Türkiye’de son zamanlarda ekonomik nedenlere bağlı olarak yurt dışına yapılan beyin göçünde ciddi bir artış gözleniyor. Özellikle doktor ve mühendislerin yurt dışına gitmeyi tercih etmeleriyle ilgili tartışmalar sürerken; bu beyin göçü dalgasına avukatlar da eklendi.

TKH Genel Başkanı Avukat Aysel Tekerek, ANKA Haber Ajansı'ndan Fahrettin Öztürk'e yaptığı değerlendirmede, avukatların yurt dışına göç etmeleriyle ilgili şunları söyledi:

“Bugün artık ülkemizde sadece hekimler, mühendisler değil avukatlar da geleceklerini başka bir ülkede aramaya başladılar. Ve sayıları giderek fazla olmaya başladı bu örneklerin.

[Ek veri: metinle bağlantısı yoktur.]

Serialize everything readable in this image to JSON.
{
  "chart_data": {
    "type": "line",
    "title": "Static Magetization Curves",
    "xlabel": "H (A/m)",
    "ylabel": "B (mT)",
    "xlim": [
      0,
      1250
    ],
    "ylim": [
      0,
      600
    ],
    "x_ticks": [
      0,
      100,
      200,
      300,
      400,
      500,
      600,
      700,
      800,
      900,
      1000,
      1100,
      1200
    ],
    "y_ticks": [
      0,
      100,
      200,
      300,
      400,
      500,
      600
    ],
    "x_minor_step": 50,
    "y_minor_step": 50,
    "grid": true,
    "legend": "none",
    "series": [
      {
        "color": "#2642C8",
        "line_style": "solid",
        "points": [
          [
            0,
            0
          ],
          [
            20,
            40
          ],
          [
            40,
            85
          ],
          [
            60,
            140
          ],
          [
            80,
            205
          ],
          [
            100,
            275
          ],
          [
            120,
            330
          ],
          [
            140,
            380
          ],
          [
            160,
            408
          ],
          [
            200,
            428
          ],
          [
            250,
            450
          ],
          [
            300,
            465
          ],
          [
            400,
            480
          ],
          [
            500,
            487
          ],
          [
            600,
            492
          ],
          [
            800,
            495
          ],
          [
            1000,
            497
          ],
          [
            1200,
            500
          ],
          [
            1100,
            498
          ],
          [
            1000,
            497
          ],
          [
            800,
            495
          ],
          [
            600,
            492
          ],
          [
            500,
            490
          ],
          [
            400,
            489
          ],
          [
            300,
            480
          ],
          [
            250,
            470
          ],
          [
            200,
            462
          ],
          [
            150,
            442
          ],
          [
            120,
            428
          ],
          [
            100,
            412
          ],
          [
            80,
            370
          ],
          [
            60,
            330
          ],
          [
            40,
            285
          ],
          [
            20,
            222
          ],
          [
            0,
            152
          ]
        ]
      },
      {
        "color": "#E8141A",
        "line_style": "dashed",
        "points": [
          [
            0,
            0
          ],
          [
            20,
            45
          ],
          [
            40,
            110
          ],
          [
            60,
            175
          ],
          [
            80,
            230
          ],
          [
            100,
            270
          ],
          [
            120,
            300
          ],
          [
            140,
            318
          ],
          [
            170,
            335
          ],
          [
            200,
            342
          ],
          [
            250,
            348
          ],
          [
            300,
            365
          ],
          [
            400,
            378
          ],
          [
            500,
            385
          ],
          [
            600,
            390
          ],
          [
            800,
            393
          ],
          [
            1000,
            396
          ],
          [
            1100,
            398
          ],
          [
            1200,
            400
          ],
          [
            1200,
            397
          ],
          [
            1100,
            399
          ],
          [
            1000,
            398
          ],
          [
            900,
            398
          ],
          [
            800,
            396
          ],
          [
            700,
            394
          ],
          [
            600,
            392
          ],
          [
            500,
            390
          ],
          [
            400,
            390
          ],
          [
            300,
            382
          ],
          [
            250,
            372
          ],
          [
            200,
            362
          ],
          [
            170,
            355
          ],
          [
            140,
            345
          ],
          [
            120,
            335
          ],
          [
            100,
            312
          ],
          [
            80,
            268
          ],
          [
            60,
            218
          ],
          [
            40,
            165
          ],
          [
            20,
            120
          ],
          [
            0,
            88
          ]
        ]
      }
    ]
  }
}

Bizce avukatların bugün ülkeden göç etmelerinin iki ana nedeni var.

'BİRİNCİSİ AKP’NİN 20 YILLIK İKTİDARINDA KENDİ HUKUKUNU TESİS ETMESİ'

Birincisi AKP'nin 20 yıllık iktidarında kendi hukukunu tesis etmiş olması. Yani bir AKP hukuku tesis etmiş olması. Bunun sonucu elbette ki adaletsizlik, elbette ki hukuksuzluk ama aynı zamanda bu hukuksuzluğun kendini var ettiği şey bir AKP hukuku. AKP hukukunda savunmanlık, avukatlık değersizleşmiştir. Hukuk piyasalaşmıştır. Ve bu düzenekten en çok avukatlar zarar görmeye başlamışlardır.

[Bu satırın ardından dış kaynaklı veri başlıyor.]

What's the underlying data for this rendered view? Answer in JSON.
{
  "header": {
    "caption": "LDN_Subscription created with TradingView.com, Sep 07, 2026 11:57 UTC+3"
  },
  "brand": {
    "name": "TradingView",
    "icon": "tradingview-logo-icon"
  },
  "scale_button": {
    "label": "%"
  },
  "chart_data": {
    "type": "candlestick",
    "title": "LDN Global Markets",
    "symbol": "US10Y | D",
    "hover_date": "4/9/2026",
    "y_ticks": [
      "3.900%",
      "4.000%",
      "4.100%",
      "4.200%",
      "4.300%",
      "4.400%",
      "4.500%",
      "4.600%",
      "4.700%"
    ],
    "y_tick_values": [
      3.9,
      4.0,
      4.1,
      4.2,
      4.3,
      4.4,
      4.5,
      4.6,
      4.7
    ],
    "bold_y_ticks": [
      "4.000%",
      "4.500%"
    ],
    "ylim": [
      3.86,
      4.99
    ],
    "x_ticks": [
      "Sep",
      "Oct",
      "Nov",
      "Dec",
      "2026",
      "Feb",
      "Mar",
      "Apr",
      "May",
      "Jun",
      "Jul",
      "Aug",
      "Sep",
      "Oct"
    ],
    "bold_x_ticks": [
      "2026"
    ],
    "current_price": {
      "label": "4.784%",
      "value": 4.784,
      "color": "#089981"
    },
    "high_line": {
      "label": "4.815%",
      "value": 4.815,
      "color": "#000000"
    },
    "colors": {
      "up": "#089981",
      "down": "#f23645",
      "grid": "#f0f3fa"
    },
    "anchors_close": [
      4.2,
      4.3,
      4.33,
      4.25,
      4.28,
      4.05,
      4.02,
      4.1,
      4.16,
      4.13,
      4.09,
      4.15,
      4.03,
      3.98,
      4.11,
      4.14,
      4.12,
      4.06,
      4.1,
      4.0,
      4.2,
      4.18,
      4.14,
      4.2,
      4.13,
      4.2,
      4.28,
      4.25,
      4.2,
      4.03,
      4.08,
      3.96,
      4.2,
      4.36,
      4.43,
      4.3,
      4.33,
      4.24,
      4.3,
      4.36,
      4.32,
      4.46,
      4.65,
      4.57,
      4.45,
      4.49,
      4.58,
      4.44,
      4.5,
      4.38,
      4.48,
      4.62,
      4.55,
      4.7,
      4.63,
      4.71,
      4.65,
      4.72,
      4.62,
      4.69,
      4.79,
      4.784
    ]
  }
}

'BAZI İŞÇİ AVUKATLARIN ASGARİ ÜCRETTEN DE DÜŞÜK ÇALIŞTIKLARINI GÖRÜYORUZ'

İkincisi bu piyasalaşmanın da doğrudan bir sonucu olarak artık avukatlarda da görmeye başladığımız yoksulluktur. Bugün Avukatlar Sendikası'nın yaptığı bir çalışmaya göre özellikle işçi avukatların asgari ücret aldıkları, bazılarının asgari ücretten de düşük çalıştırıldıklarını görüyoruz. Avukatlık mesleğinin değersizleştiği, yargının AKP hukukunun bir aparatı, bir sopası haline geldiği bir durumda meslektaşlarımızın geleceklerini başka bir ülkede arama sayısı giderek de artacaktır.

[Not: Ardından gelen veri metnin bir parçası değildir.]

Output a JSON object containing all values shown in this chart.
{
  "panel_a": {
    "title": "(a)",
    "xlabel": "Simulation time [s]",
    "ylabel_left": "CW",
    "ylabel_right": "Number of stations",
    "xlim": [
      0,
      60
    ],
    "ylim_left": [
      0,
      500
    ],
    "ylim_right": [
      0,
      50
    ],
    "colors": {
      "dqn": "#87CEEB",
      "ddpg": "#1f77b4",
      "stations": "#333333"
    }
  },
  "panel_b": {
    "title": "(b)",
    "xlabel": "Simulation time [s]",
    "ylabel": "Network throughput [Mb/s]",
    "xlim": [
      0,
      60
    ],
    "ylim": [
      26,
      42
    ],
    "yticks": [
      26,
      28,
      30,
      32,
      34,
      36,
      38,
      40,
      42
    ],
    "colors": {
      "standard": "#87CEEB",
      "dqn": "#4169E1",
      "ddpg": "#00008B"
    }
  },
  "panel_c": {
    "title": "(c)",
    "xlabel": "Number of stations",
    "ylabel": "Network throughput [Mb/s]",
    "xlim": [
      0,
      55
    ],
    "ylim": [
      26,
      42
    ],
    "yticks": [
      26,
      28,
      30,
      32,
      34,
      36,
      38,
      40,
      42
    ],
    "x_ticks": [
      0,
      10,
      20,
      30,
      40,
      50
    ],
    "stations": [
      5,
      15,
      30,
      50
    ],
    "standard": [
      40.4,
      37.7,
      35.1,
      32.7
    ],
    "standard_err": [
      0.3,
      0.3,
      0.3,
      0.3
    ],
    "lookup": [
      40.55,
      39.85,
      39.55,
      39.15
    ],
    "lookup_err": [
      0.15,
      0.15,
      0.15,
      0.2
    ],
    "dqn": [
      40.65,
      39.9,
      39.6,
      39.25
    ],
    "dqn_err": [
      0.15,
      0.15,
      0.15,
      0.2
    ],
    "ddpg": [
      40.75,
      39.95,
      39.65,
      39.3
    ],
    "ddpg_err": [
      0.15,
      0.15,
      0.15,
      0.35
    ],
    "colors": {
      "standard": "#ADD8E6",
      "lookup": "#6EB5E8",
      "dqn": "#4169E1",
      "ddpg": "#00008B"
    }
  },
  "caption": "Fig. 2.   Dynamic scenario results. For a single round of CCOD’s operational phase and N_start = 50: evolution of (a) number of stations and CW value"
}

'AKP HUKUKU YERİNE EŞİT, ÖZGÜR, ADİL BİR SİSTEM KURULABİLİR'

Bunun karşısında Türkiye Komünist Hareketi olarak bizim sözümüz şudur: Bugün AKP hukukunun yerine bu ülkede eşit, özgür, adil bir sistem elbette ki kurulabilir. Bu mücadele sadece işçilerin, emekçilerin, kadınların mücadelesi değil aynı zamanda 21 yıllık AKP iktidarından en az onlar kadar zarar gören meslek grupları yani bunların içerisinde avukatlar da var. Hukukçuların da bu mücadele içerisinde yer almalarıdır. En fazla hukukçuların yer almalarıdır. Çünkü bu yargı sopası en fazla hukukçuların, avukatların kafasına vurulmuş bir sopadır.

'PARTİ OLARAK ÇAĞRIMIZ, MÜCADELENİN DAHA FAZLA VERİLMESİDİR'

Bizim parti olarak çağrımız bu mücadelenin bu sistemden, bu sonuçlardan rahatsız olanlar açısından daha fazla verilmesidir. Ben de meslektaşlarıma aynı zamanda bir avukat olarak, meslektaşlarıma bu çağrıyı yapıyorum. Ülkemizde göç edeceğimiz değil, içinde mutlulukla yaşayacağımız, kimsenin kimseyi sömürmediği, adaletin ana kural olduğu bir düzen mümkündür.”